The answer it would seem, isn’t as black and white as many industry professionals first concluded. On one hand, car sharing as a niche has seen steady growth since the early 2000’s.
On the other hand, there were still only 65,000 vehicles recorded in North America at the end of 2015, compared to 3 million vehicles in traditional car rental. In fact, total annual revenue for carsharing in North America is about $400 million annually, compared to $27 billion in revenue for traditional car rental, emphasizing a significant contrast between the two.
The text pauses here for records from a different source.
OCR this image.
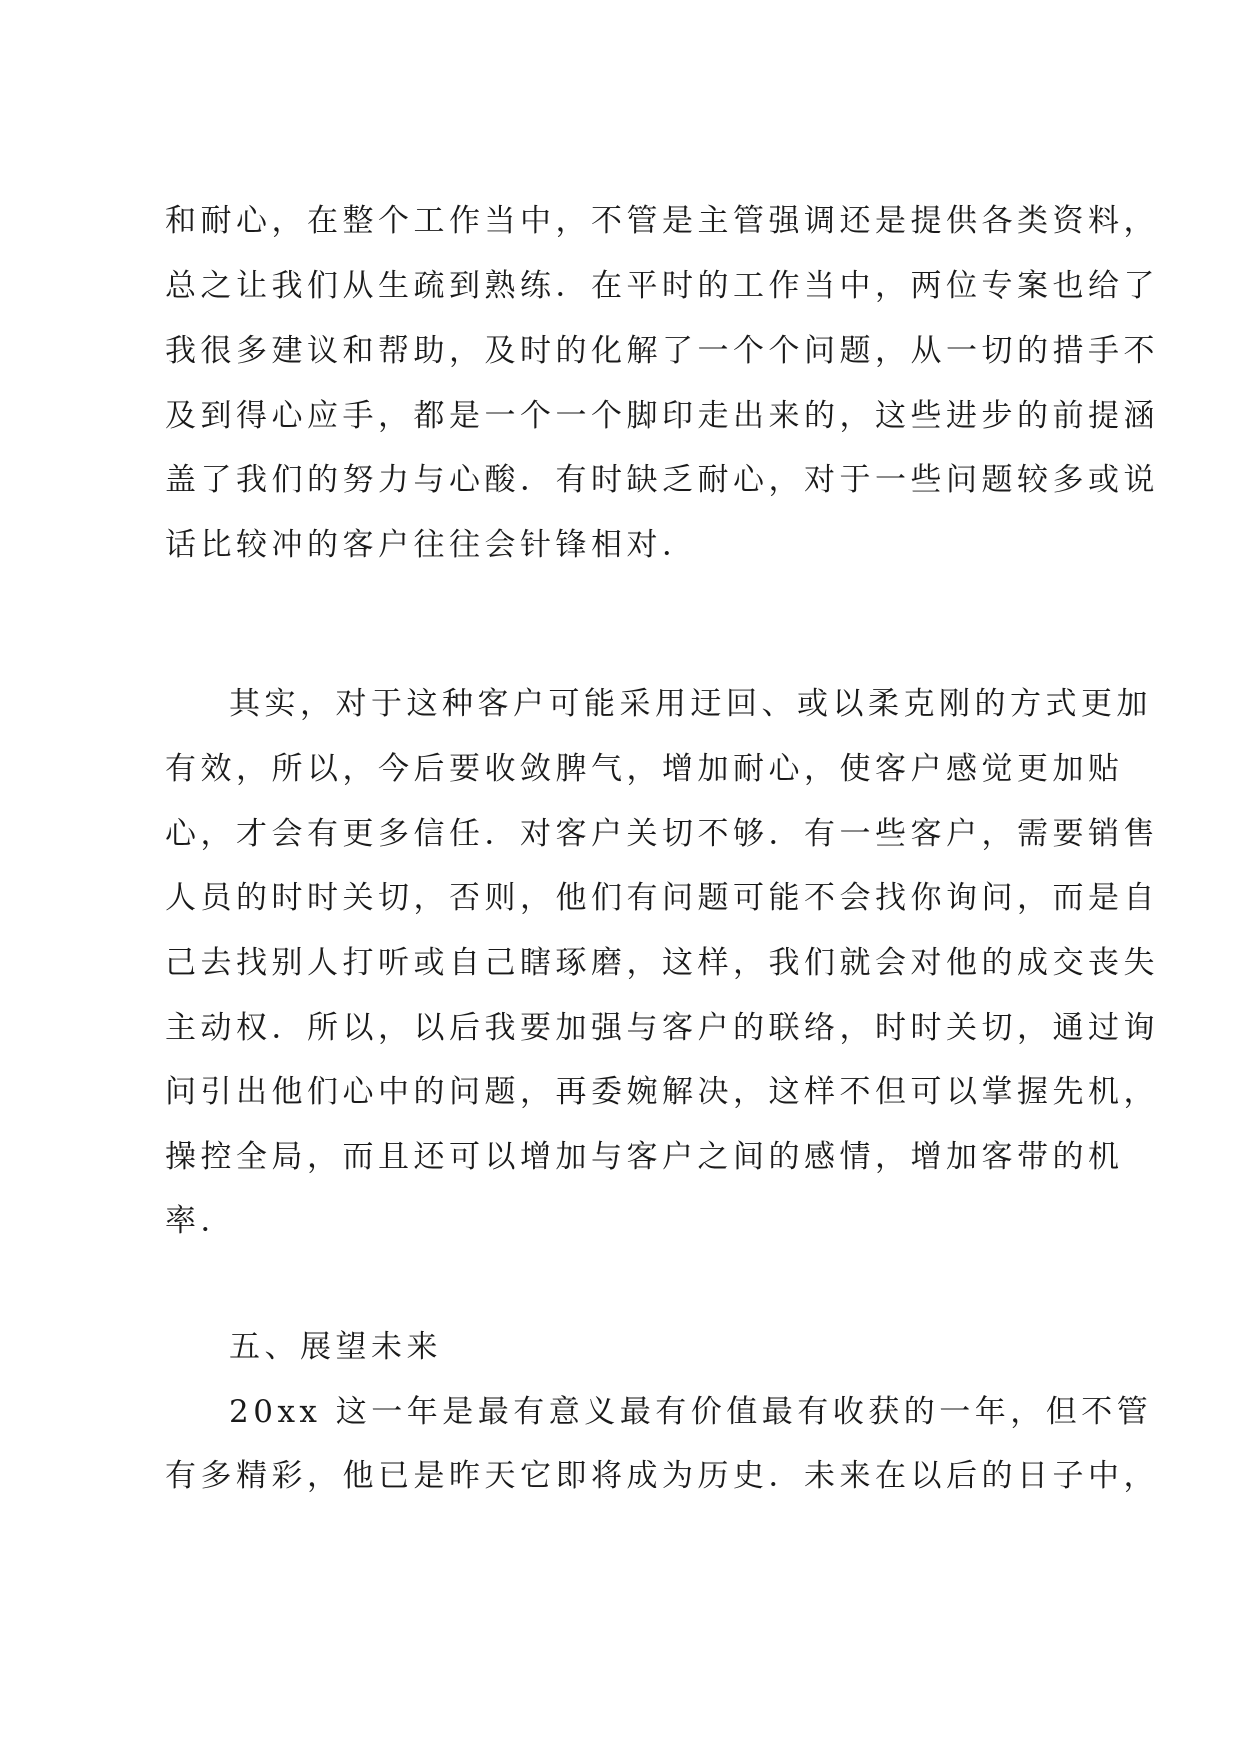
和耐心，在整个工作当中，不管是主管强调还是提供各类资料，
总之让我们从生疏到熟练．在平时的工作当中，两位专案也给了
我很多建议和帮助，及时的化解了一个个问题，从一切的措手不
及到得心应手，都是一个一个脚印走出来的，这些进步的前提涵
盖了我们的努力与心酸．有时缺乏耐心，对于一些问题较多或说
话比较冲的客户往往会针锋相对．
其实，对于这种客户可能采用迂回、或以柔克刚的方式更加
有效，所以，今后要收敛脾气，增加耐心，使客户感觉更加贴
心，才会有更多信任．对客户关切不够．有一些客户，需要销售
人员的时时关切，否则，他们有问题可能不会找你询问，而是自
己去找别人打听或自己瞎琢磨，这样，我们就会对他的成交丧失
主动权．所以，以后我要加强与客户的联络，时时关切，通过询
问引出他们心中的问题，再委婉解决，这样不但可以掌握先机，
操控全局，而且还可以增加与客户之间的感情，增加客带的机
率．
五、展望未来
20xx 这一年是最有意义最有价值最有收获的一年，但不管
有多精彩，他已是昨天它即将成为历史．未来在以后的日子中，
While these numbers might suggest a trend of complete domination by car rental in the ground transportation industry (not including ridesharing), it’s important to remember that these numbers are only representative of the outlook in North America.
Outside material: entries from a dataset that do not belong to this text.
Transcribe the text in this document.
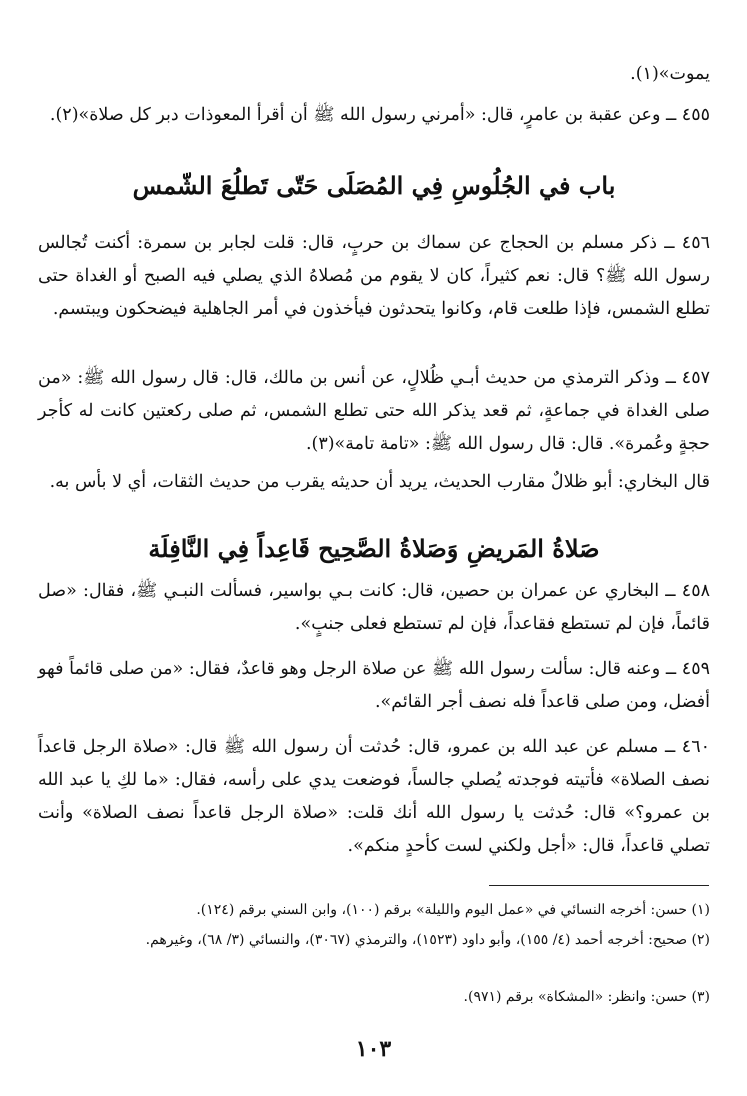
يموت»(١).

٤٥٥ ــ وعن عقبة بن عامرٍ، قال: «أمرني رسول الله ﷺ أن أقرأ المعوذات دبر كل صلاة»(٢).

باب في الجُلُوسِ فِي المُصَلَى حَتّى تَطلُعَ الشّمس

٤٥٦ ــ ذكر مسلم بن الحجاج عن سماك بن حربٍ، قال: قلت لجابر بن سمرة: أكنت تُجالس رسول الله ﷺ؟ قال: نعم كثيراً، كان لا يقوم من مُصلاهُ الذي يصلي فيه الصبح أو الغداة حتى تطلع الشمس، فإذا طلعت قام، وكانوا يتحدثون فيأخذون في أمر الجاهلية فيضحكون ويبتسم.

٤٥٧ ــ وذكر الترمذي من حديث أبـي ظُلالٍ، عن أنس بن مالك، قال: قال رسول الله ﷺ: «من صلى الغداة في جماعةٍ، ثم قعد يذكر الله حتى تطلع الشمس، ثم صلى ركعتين كانت له كأجر حجةٍ وعُمرة». قال: قال رسول الله ﷺ: «تامة تامة»(٣).

قال البخاري: أبو ظلالٌ مقارب الحديث، يريد أن حديثه يقرب من حديث الثقات، أي لا بأس به.

صَلاةُ المَريضِ وَصَلاةُ الصَّحِيح قَاعِداً فِي النَّافِلَة

٤٥٨ ــ البخاري عن عمران بن حصين، قال: كانت بـي بواسير، فسألت النبـي ﷺ، فقال: «صل قائماً، فإن لم تستطع فقاعداً، فإن لم تستطع فعلى جنبٍ».

٤٥٩ ــ وعنه قال: سألت رسول الله ﷺ عن صلاة الرجل وهو قاعدٌ، فقال: «من صلى قائماً فهو أفضل، ومن صلى قاعداً فله نصف أجر القائم».

٤٦٠ ــ مسلم عن عبد الله بن عمرو، قال: حُدثت أن رسول الله ﷺ قال: «صلاة الرجل قاعداً نصف الصلاة» فأتيته فوجدته يُصلي جالساً، فوضعت يدي على رأسه، فقال: «ما لكِ يا عبد الله بن عمرو؟» قال: حُدثت يا رسول الله أنك قلت: «صلاة الرجل قاعداً نصف الصلاة» وأنت تصلي قاعداً، قال: «أجل ولكني لست كأحدٍ منكم».

(١) حسن: أخرجه النسائي في «عمل اليوم والليلة» برقم (١٠٠)، وابن السني برقم (١٢٤).

(٢) صحيح: أخرجه أحمد (٤/ ١٥٥)، وأبو داود (١٥٢٣)، والترمذي (٣٠٦٧)، والنسائي (٣/ ٦٨)، وغيرهم.

(٣) حسن: وانظر: «المشكاة» برقم (٩٧١).

١٠٣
Experts strongly believe that the North American market has mostly grown through acquisition, consolidation and expansion by the major car sharing companies (Enterprise Carshare, Zipcar and Car2Go), and that the real growth for carsharing is found in emerging markets including Latin America, Eastern Europe and South East Asia.
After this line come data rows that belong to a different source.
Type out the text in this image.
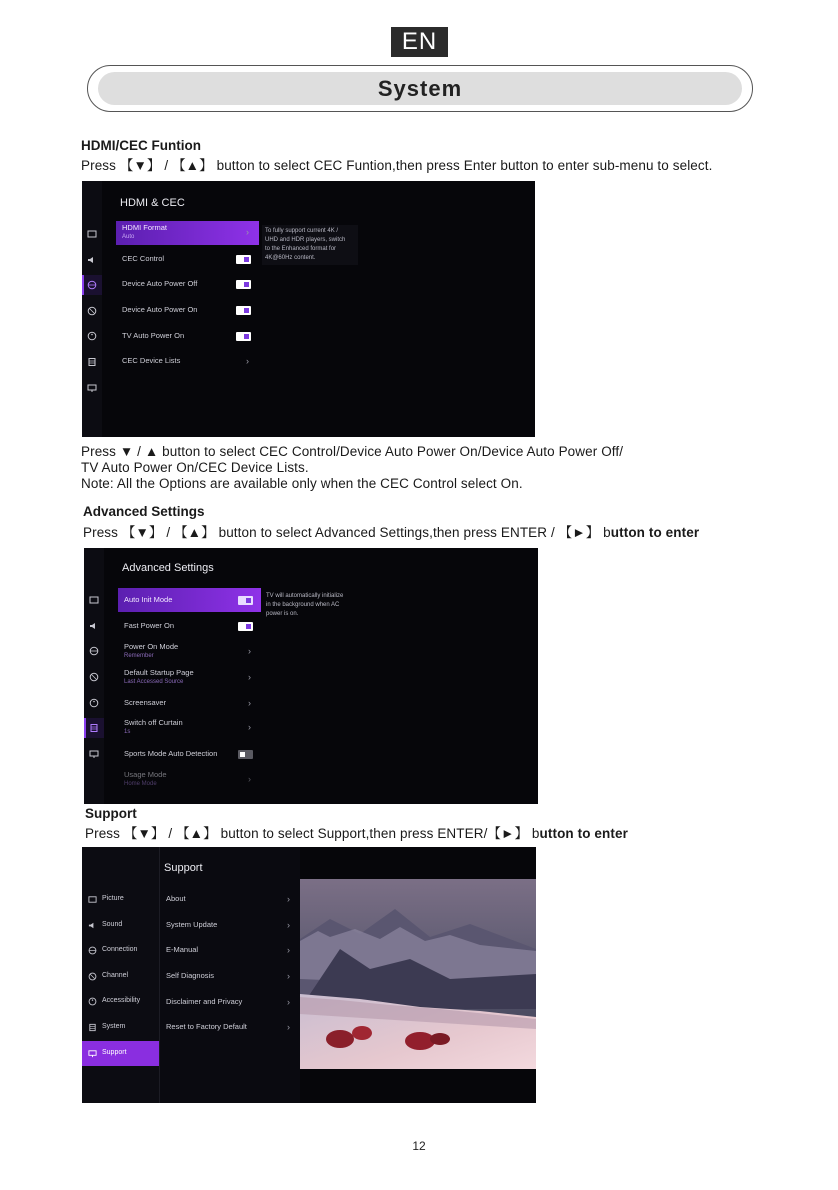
EN
System
HDMI/CEC Funtion
Press 【▼】 / 【▲】 button to select CEC Funtion,then press Enter button to enter sub-menu to select.
HDMI & CEC
HDMI Format
Auto	›
CEC Control
Device Auto Power Off
Device Auto Power On
TV Auto Power On
CEC Device Lists	›
To fully support current 4K /
UHD and HDR players, switch
to the Enhanced format for
4K@60Hz content.
Press ▼ / ▲ button to select CEC Control/Device Auto Power On/Device Auto Power Off/
TV Auto Power On/CEC Device Lists.
Note: All the Options are available only when the CEC Control select On.
Advanced Settings
Press 【▼】 / 【▲】 button to select Advanced Settings,then press ENTER / 【►】 button to enter
Advanced Settings
Auto Init Mode
Fast Power On
Power On Mode
Remember	›
Default Startup Page
Last Accessed Source	›
Screensaver	›
Switch off Curtain
1s	›
Sports Mode Auto Detection
Usage Mode
Home Mode	›
TV will automatically initialize
in the background when AC
power is on.
Support
Press 【▼】 / 【▲】 button to select Support,then press ENTER/【►】 button to enter
Picture
Sound
Connection
Channel
Accessibility
System
Support
Support
About	›
System Update	›
E-Manual	›
Self Diagnosis	›
Disclaimer and Privacy	›
Reset to Factory Default	›
12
When looking at this from a North American perspective, “carsharing in part is just an offshoot of traditional car rental that uses new technologies to create an enhanced user experience”. In other words, major car rental companies are introducing their own carsharing model to attract more urban consumers. Designed as an on-demand model that allows customers to access vehicles without the need for an in person transaction (a very traditional car rental concept). This trend is illustrated through Avis’ acquisition of Zipcar (North America’s largest car sharing brand) and by Enterprises’ acquisition of Autoshare.
In fact, as noted by Chris Brown of Auto Rental News, the car sharing market is dominated by the top car rental companies – “Avis Budget Group (Zipcar), Enterprise CarShare and Hertz 24/7 control about 85% of the total carshare market in the U.S.”